A primeira parte dos bilhetes, de 1951, foi divulgada pela
Folha em 24 de agosto deste
ano. Já os bilhetes de 1954,
aproximadamente 200, foram encontrados em setembro, sendo de teor inédito.
De compreensão razoável,
a letra de Getulio está em cada um dos quase 700 bilhetes
que o presidente escreveu para seu Chefe da Casa Civil,
Lourival Fontes, em 51 e 54.
Cada bilhete, em papel já
amarelado pelo tempo, traz a
marca do período turbulento
que Getulio viveu na sua volta
ao Palácio do Catete, sede do
governo federal quando o Rio
era a capital do país, culminando com seu suicídio.
Neles, Getulio demonstra
sua insatisfação com a imprensa ("Noto que os jornais
(...) não publicam os numerosos atos (...) diariamente praticados pelo Poder Executivo"), preocupação com seus
discursos ("Na fala de São
Paulo, é preciso cortar esse
trecho onde diz que o Brasil é
um país pobre"), atos de nepotismo ("A viúva do senador
Salgado Filho pede interferência (...) afim de que seu sobrinho (...) não seja exonerado") e sua influência no jornal
"Última Hora", de Samuel
Wainer, que apoiava seu governo ("Diga ao Wainer que a
edição de hoje tem muito esporte"; "Pergunte ao Wainer
se os temas do Mercado Municipal e do Tribunal de Contas já estão esgotados").
Ontem de manhã, Celina
Vargas -neta de Getulio- e
Francisco Baptista Neto doaram os documentos ao Arquivo Nacional, no Rio. Os bilhetes foram guardados e mantidos sob sigilo desde 1967 pelo
pai de Baptista Neto, o ex-governador sergipano Lourival
Baptista, amigo de Fontes,
que recebeu deste os documentos oficiais.

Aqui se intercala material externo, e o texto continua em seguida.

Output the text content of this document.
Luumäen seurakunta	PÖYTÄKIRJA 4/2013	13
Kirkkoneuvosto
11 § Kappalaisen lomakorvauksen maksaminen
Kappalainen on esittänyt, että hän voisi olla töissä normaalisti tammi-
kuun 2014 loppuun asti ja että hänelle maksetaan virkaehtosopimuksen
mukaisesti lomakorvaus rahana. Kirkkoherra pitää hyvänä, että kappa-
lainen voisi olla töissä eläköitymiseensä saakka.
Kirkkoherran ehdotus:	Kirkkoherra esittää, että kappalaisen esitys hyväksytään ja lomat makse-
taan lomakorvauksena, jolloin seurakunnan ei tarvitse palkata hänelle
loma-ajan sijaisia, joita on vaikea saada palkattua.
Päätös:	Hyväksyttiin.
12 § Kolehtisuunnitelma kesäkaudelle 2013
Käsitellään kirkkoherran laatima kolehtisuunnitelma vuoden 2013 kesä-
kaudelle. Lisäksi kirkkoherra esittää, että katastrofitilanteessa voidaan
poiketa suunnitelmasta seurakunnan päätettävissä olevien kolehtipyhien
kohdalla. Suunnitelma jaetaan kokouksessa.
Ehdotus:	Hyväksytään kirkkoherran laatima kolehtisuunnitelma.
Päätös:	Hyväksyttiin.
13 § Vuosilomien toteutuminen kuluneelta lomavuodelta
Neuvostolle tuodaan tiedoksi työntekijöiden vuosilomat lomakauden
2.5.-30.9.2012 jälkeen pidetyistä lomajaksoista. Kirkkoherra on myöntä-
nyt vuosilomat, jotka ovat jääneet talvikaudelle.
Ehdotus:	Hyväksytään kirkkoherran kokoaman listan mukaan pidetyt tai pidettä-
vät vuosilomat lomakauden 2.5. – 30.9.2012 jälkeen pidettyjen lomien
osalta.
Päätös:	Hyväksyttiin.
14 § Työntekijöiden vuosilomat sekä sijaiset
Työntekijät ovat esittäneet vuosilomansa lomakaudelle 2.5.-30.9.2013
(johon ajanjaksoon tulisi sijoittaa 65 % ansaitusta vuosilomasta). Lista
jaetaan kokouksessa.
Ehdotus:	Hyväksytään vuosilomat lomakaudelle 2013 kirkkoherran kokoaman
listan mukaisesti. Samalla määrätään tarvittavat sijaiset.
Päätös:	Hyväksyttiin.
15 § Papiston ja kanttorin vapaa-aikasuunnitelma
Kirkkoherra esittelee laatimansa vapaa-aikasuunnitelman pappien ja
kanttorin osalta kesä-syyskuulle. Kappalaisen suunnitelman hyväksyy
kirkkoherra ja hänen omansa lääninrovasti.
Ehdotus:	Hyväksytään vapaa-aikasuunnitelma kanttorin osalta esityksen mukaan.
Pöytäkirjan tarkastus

"Eles mostram um presidente atuante e atento a todos os assuntos do governo",
diz Baptista Neto. "E mostram também que a ideia de
que ele era um velho despreparado para governar, que a
oposição tentou vender, é absurda", acrescenta Celina.
Em um dos últimos bilhetes, provavelmente um mês
antes de seu suicídio, sob intensa pressão, ele desabafa:
"Querem me aprisionar. Não
sou prisioneiro de ninguém".
Exposição e livro
Baptista Neto, Celina Vargas e o Arquivo Nacional têm
o projeto de, em um ano,
montar uma exposição itinerante com todos os bilhetes e
também com fotos de Getulio
que integram o acervo iconográfico do Arquivo Nacional,
além de editar um livro que
contextualize os quase 700
bilhetes encontrados.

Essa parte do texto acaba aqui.